Ditto, make lots of little applications and bring them in as dependencies.

Precisely this! They should be standalone dependencies as I’ve stated in that huge Contexts thread. ^.^;

They all run on the same beam. Even right now your beam instance is running probably a few dozen or more applications. :slight_smile:


It’s possible that we are overthinking this and if I’ve got to choose between one of these approaches, I think Phoenix is getting it right by encouraging and enabling separation rather than forcing it.

Completely separate applications come with a lot of hidden complexity that doesn’t generally need to be introduced until you really require it. The whole microservice vs monolith discussion generally boils down to isolation of dependency trees and resource consumption at its root. If a monolith is built with an object oriented language, you end up with this horrifying blur of inheritance chaining that’s incredibly messy to untangle. If you go microservices from the start it’s good long term but you pay for it up front with potentially unwarranted complexity.

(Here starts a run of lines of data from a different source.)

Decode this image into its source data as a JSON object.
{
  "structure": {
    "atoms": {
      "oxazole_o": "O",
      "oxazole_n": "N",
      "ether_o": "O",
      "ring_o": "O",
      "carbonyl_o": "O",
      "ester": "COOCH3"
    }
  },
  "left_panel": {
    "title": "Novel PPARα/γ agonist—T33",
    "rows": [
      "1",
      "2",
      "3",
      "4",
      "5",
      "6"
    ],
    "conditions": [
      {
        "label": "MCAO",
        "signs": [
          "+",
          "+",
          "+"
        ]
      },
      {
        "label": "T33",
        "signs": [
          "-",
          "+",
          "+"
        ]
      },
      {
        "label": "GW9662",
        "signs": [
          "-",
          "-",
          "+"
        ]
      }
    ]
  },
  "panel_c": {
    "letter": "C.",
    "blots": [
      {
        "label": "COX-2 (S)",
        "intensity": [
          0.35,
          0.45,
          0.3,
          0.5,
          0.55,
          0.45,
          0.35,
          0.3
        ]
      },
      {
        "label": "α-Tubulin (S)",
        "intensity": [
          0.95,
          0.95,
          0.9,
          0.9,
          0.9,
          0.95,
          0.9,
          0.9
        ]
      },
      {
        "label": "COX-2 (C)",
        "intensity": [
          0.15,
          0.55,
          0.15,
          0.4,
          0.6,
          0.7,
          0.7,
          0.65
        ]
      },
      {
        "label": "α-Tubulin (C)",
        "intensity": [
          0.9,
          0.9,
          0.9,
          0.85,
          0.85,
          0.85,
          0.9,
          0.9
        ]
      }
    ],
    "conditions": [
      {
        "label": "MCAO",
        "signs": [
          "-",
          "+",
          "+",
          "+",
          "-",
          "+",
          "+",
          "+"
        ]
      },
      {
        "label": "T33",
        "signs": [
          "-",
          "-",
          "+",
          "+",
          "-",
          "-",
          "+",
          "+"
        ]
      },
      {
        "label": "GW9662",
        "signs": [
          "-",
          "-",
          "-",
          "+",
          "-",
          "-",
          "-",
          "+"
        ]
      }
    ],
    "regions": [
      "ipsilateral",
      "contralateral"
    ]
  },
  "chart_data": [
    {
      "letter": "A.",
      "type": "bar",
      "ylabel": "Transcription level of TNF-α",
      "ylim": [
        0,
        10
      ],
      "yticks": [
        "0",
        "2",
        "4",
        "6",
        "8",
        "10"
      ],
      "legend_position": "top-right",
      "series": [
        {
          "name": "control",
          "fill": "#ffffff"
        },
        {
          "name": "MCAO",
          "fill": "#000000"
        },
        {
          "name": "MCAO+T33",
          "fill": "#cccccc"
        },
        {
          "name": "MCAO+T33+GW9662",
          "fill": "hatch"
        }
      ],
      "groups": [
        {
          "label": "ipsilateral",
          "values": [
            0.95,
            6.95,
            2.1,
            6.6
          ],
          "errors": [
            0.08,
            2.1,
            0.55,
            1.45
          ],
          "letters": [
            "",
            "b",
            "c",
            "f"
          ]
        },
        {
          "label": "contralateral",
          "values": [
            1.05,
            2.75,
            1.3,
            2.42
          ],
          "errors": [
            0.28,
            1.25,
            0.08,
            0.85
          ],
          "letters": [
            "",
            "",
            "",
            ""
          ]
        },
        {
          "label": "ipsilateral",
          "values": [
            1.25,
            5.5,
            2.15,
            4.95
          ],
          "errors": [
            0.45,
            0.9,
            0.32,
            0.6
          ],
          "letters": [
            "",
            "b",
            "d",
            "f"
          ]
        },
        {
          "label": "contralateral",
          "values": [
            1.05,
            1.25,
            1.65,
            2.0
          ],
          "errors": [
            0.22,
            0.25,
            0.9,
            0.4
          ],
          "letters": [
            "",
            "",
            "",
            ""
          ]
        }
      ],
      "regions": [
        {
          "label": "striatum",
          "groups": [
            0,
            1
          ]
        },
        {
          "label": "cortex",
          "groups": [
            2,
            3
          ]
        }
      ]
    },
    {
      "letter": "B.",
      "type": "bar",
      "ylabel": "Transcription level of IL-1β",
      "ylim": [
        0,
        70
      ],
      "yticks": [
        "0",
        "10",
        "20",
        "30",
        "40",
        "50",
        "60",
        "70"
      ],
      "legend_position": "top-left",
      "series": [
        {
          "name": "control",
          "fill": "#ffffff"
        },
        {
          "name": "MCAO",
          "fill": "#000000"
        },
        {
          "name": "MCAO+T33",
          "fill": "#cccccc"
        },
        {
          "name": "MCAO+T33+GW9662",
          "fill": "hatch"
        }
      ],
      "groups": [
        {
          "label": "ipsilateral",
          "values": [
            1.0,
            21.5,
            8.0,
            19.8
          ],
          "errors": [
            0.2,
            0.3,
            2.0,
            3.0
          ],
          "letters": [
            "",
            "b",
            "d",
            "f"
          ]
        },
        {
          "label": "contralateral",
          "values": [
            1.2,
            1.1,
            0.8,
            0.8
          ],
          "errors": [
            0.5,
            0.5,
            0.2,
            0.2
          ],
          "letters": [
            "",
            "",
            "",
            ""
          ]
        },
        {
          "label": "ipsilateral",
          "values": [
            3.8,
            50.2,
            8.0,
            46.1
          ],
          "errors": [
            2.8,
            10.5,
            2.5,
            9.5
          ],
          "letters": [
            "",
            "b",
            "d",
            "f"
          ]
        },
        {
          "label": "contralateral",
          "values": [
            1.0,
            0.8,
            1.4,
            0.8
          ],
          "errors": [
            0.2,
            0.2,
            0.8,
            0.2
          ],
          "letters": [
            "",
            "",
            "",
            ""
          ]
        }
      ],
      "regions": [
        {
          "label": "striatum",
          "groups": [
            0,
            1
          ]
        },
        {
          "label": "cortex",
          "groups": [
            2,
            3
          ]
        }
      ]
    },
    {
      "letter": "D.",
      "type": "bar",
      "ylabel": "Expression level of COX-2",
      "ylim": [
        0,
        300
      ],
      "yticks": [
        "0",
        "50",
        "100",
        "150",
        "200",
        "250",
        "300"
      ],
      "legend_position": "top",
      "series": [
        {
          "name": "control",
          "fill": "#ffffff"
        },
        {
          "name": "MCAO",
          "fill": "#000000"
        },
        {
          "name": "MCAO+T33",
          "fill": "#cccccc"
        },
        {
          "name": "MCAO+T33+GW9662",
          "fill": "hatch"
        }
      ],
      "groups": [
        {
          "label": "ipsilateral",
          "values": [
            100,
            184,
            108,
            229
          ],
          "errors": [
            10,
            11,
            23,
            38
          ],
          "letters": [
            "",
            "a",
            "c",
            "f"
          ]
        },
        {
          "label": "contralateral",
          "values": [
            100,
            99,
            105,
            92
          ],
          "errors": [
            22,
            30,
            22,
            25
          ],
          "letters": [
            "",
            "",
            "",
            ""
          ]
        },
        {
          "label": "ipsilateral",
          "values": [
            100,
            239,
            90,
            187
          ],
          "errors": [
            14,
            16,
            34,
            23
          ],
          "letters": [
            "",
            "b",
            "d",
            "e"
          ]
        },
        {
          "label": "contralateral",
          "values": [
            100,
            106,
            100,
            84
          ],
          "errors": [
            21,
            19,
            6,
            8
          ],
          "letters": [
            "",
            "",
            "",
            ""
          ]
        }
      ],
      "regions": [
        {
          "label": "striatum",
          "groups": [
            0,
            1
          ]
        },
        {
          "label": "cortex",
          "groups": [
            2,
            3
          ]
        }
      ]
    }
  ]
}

With the approach from Phoenix and Umbrellas you don’t have a tangled mess, thanks to the way Elixir is designed. You’ve got smaller parts in their own zones that are significantly easier to separate when you finally NEED to.

Learning curve and on-boarding are a huge deal for a language. Determining trade-offs that get people moving quickly in the right direction is a key and it’s one of those things that is hard because you’re always sacrificing something. It’s something programmers debate about constantly because business factors like turnover, training, learning curve and time to market are real factors that matter beyond ideal architecture. Ideal architecture seems a lot easier when those other factors aren’t included IMO.

In that regard and from a community standpoint, I really do think that Phoenix 1.3 has nailed that balance. Like anything else in programming, it’s always a question of trade-offs and hidden costs.

If we aim for architectural purity instead of that balance, we aren’t going to be much better off than the “OMG Benchmarks!” crowd. If productivity, learning curve, training time, etc aren’t a factor then why aren’t we just using Erlang?


Just to mention: When you designing contexts as separate umbrella app it forces you to think about deps and configs.